Consumer panel results

1.10 Our consumer panel survey included data from all connections (2G, 3G and HSPA bearers) to examine the service levels actually experienced by consumers.

  • The average download speed experienced by the consumer panel based on all connections was 1.5Mbit/s. Seven percent of consumers received average speeds of less than 0.5Mbit/s and 6% received average speeds of more than 3Mbit/s.
  • Panelists were able to download basic web pages from popular websites in an average of 8.5 seconds, with fewer than 10% of pages downloading in less than 2 seconds.
  • Average latency was 192 milliseconds and around a third of tests delivered latency of higher than 200 milliseconds, making the connection not suitable for internet services which require a high degree of responsiveness, such as online gaming or VoIP telephony.

Mobile broadband services generally perform below fixed services

1.11 For some consumers, mobile broadband, given its costs and added flexibility is already proving to be an adequate substitute for fixed broadband. This is despite the fact that average speed, latency and web page download times for mobile broadband perform at levels lower than those typically delivered by fixed broadband services. The average mobile broadband speed of 1.5Mbit/s based on the consumer panel results compares with the average fixed broadband speed of 6.2Mbit/s.

1.12 It should be noted, however, that the actual speeds available through fixed and mobile broadband depend very much on a combination of location and network quality.
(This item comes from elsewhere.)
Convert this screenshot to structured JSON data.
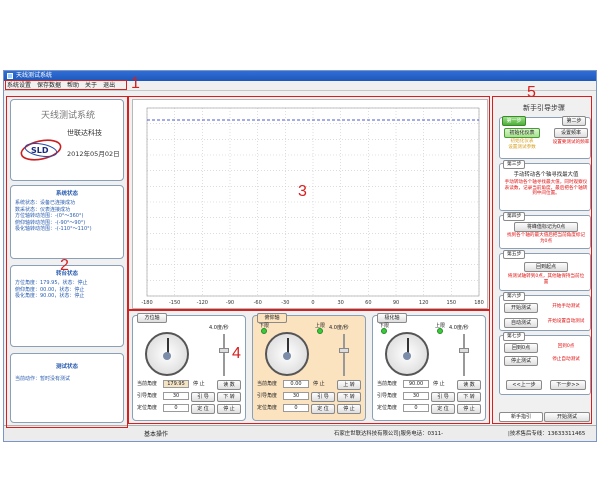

Consumers should therefore check the speed available on their individual fixed line as well as the level of mobile broadband coverage before making any choice between the two.
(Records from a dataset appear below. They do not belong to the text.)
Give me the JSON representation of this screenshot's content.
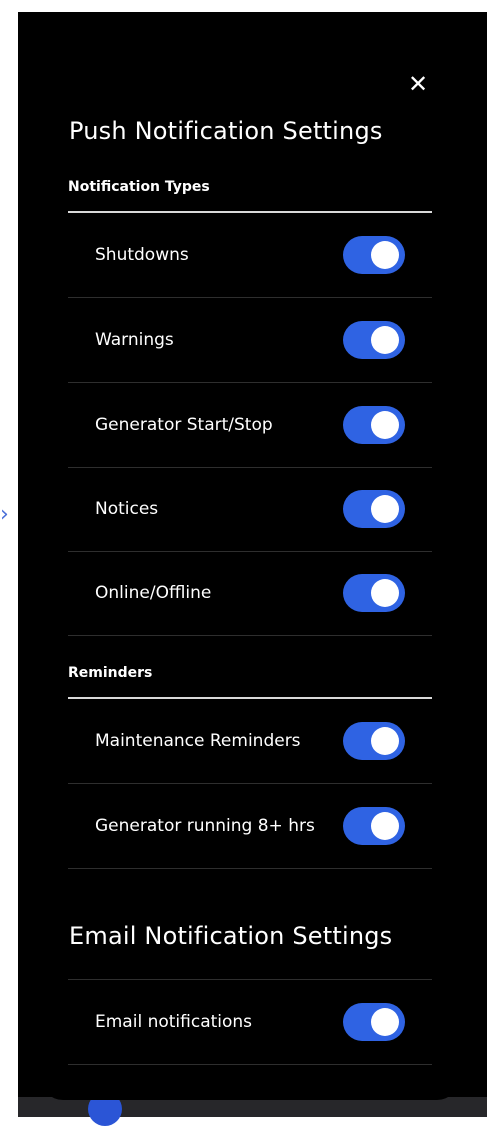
{
  "close_icon": "close-icon",
  "push": {
    "title": "Push Notification Settings",
    "sections": [
      {
        "heading": "Notification Types",
        "items": [
          {
            "label": "Shutdowns",
            "enabled": true
          },
          {
            "label": "Warnings",
            "enabled": true
          },
          {
            "label": "Generator Start/Stop",
            "enabled": true
          },
          {
            "label": "Notices",
            "enabled": true
          },
          {
            "label": "Online/Offline",
            "enabled": true
          }
        ]
      },
      {
        "heading": "Reminders",
        "items": [
          {
            "label": "Maintenance Reminders",
            "enabled": true
          },
          {
            "label": "Generator running 8+ hrs",
            "enabled": true
          }
        ]
      }
    ]
  },
  "email": {
    "title": "Email Notification Settings",
    "items": [
      {
        "label": "Email notifications",
        "enabled": true
      }
    ]
  },
  "colors": {
    "panel_bg": "#000000",
    "toggle_on": "#2f63e3",
    "divider": "#2e2e2e",
    "section_rule": "#d9d9d9"
  }
}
1.13 Network latency on mobile broadband services is almost double the average delivered on some fixed line services. This means that webpage browsing is typically considerably slower using a mobile broadband connection rather than a fixed broadband connection. The lower latencies required by activities such as online games may also make mobile broadband unsuitable for some types of internet use.

Conclusions and next steps

1.14 Geographic location is likely to be the largest single determinant of mobile broadband performance. There are very significant differences in performance by the type of network connection (2G, 3G or HSPA), and our drive testing indicates that the availability of 2G, 3G or HSPA networks, and the performance delivered, vary significantly even within small geographic areas. Before purchasing mobile broadband, consumers are advised to check the network availability in the locations where they expect to use the service using operators' own postcode-based coverage checkers.
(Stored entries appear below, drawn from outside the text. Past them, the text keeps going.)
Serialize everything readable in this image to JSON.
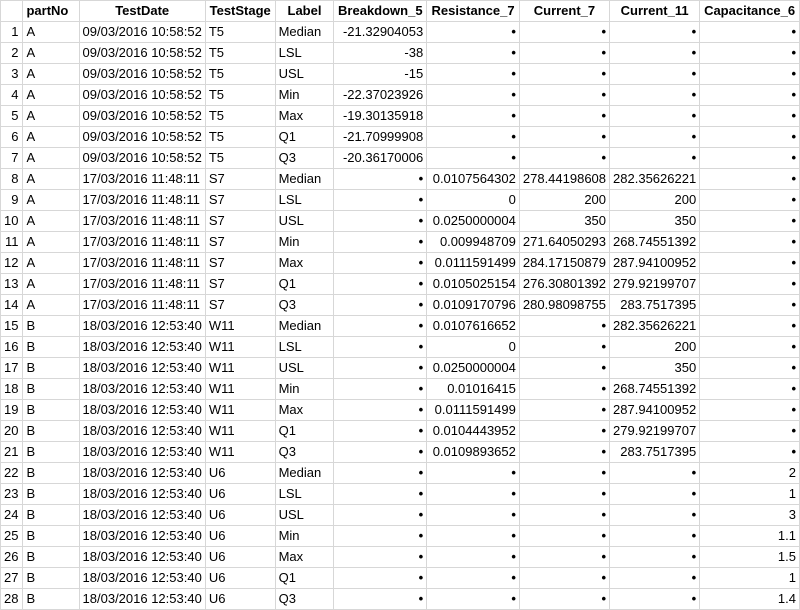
{
  "columns": [
    "partNo",
    "TestDate",
    "TestStage",
    "Label",
    "Breakdown_5",
    "Resistance_7",
    "Current_7",
    "Current_11",
    "Capacitance_6"
  ],
  "column_align": [
    "txt",
    "txt",
    "txt",
    "txt",
    "num",
    "num",
    "num",
    "num",
    "num"
  ],
  "missing_symbol": "•",
  "rows": [
    [
      "A",
      "09/03/2016 10:58:52",
      "T5",
      "Median",
      "-21.32904053",
      "•",
      "•",
      "•",
      "•"
    ],
    [
      "A",
      "09/03/2016 10:58:52",
      "T5",
      "LSL",
      "-38",
      "•",
      "•",
      "•",
      "•"
    ],
    [
      "A",
      "09/03/2016 10:58:52",
      "T5",
      "USL",
      "-15",
      "•",
      "•",
      "•",
      "•"
    ],
    [
      "A",
      "09/03/2016 10:58:52",
      "T5",
      "Min",
      "-22.37023926",
      "•",
      "•",
      "•",
      "•"
    ],
    [
      "A",
      "09/03/2016 10:58:52",
      "T5",
      "Max",
      "-19.30135918",
      "•",
      "•",
      "•",
      "•"
    ],
    [
      "A",
      "09/03/2016 10:58:52",
      "T5",
      "Q1",
      "-21.70999908",
      "•",
      "•",
      "•",
      "•"
    ],
    [
      "A",
      "09/03/2016 10:58:52",
      "T5",
      "Q3",
      "-20.36170006",
      "•",
      "•",
      "•",
      "•"
    ],
    [
      "A",
      "17/03/2016 11:48:11",
      "S7",
      "Median",
      "•",
      "0.0107564302",
      "278.44198608",
      "282.35626221",
      "•"
    ],
    [
      "A",
      "17/03/2016 11:48:11",
      "S7",
      "LSL",
      "•",
      "0",
      "200",
      "200",
      "•"
    ],
    [
      "A",
      "17/03/2016 11:48:11",
      "S7",
      "USL",
      "•",
      "0.0250000004",
      "350",
      "350",
      "•"
    ],
    [
      "A",
      "17/03/2016 11:48:11",
      "S7",
      "Min",
      "•",
      "0.009948709",
      "271.64050293",
      "268.74551392",
      "•"
    ],
    [
      "A",
      "17/03/2016 11:48:11",
      "S7",
      "Max",
      "•",
      "0.0111591499",
      "284.17150879",
      "287.94100952",
      "•"
    ],
    [
      "A",
      "17/03/2016 11:48:11",
      "S7",
      "Q1",
      "•",
      "0.0105025154",
      "276.30801392",
      "279.92199707",
      "•"
    ],
    [
      "A",
      "17/03/2016 11:48:11",
      "S7",
      "Q3",
      "•",
      "0.0109170796",
      "280.98098755",
      "283.7517395",
      "•"
    ],
    [
      "B",
      "18/03/2016 12:53:40",
      "W11",
      "Median",
      "•",
      "0.0107616652",
      "•",
      "282.35626221",
      "•"
    ],
    [
      "B",
      "18/03/2016 12:53:40",
      "W11",
      "LSL",
      "•",
      "0",
      "•",
      "200",
      "•"
    ],
    [
      "B",
      "18/03/2016 12:53:40",
      "W11",
      "USL",
      "•",
      "0.0250000004",
      "•",
      "350",
      "•"
    ],
    [
      "B",
      "18/03/2016 12:53:40",
      "W11",
      "Min",
      "•",
      "0.01016415",
      "•",
      "268.74551392",
      "•"
    ],
    [
      "B",
      "18/03/2016 12:53:40",
      "W11",
      "Max",
      "•",
      "0.0111591499",
      "•",
      "287.94100952",
      "•"
    ],
    [
      "B",
      "18/03/2016 12:53:40",
      "W11",
      "Q1",
      "•",
      "0.0104443952",
      "•",
      "279.92199707",
      "•"
    ],
    [
      "B",
      "18/03/2016 12:53:40",
      "W11",
      "Q3",
      "•",
      "0.0109893652",
      "•",
      "283.7517395",
      "•"
    ],
    [
      "B",
      "18/03/2016 12:53:40",
      "U6",
      "Median",
      "•",
      "•",
      "•",
      "•",
      "2"
    ],
    [
      "B",
      "18/03/2016 12:53:40",
      "U6",
      "LSL",
      "•",
      "•",
      "•",
      "•",
      "1"
    ],
    [
      "B",
      "18/03/2016 12:53:40",
      "U6",
      "USL",
      "•",
      "•",
      "•",
      "•",
      "3"
    ],
    [
      "B",
      "18/03/2016 12:53:40",
      "U6",
      "Min",
      "•",
      "•",
      "•",
      "•",
      "1.1"
    ],
    [
      "B",
      "18/03/2016 12:53:40",
      "U6",
      "Max",
      "•",
      "•",
      "•",
      "•",
      "1.5"
    ],
    [
      "B",
      "18/03/2016 12:53:40",
      "U6",
      "Q1",
      "•",
      "•",
      "•",
      "•",
      "1"
    ],
    [
      "B",
      "18/03/2016 12:53:40",
      "U6",
      "Q3",
      "•",
      "•",
      "•",
      "•",
      "1.4"
    ]
  ]
}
1.15 In areas where there is good 3G/HSPA coverage, our research finds that there are some differences between operators in the performance delivered. Consumers should be aware that service quality will differ based on their location and choice of provider.

1.16 Mobile broadband networks and services, and broadband services in general, are evolving rapidly, and it is essential that consumers have information which enables them to make informed choices about the services available to them. Ofcom will continue to work with industry with the objective of ensuring that up-to-date information about the following is available:

  • robust and reliable comparative information on network coverage by postcode, including where 3G/HSPA services are available;
  • the performance of mobile broadband services delivered via dongles/ datacards, including its relative performance compared to fixed-line broadband service; and
  • the performance of mobile broadband services delivered to smartphones and other devices.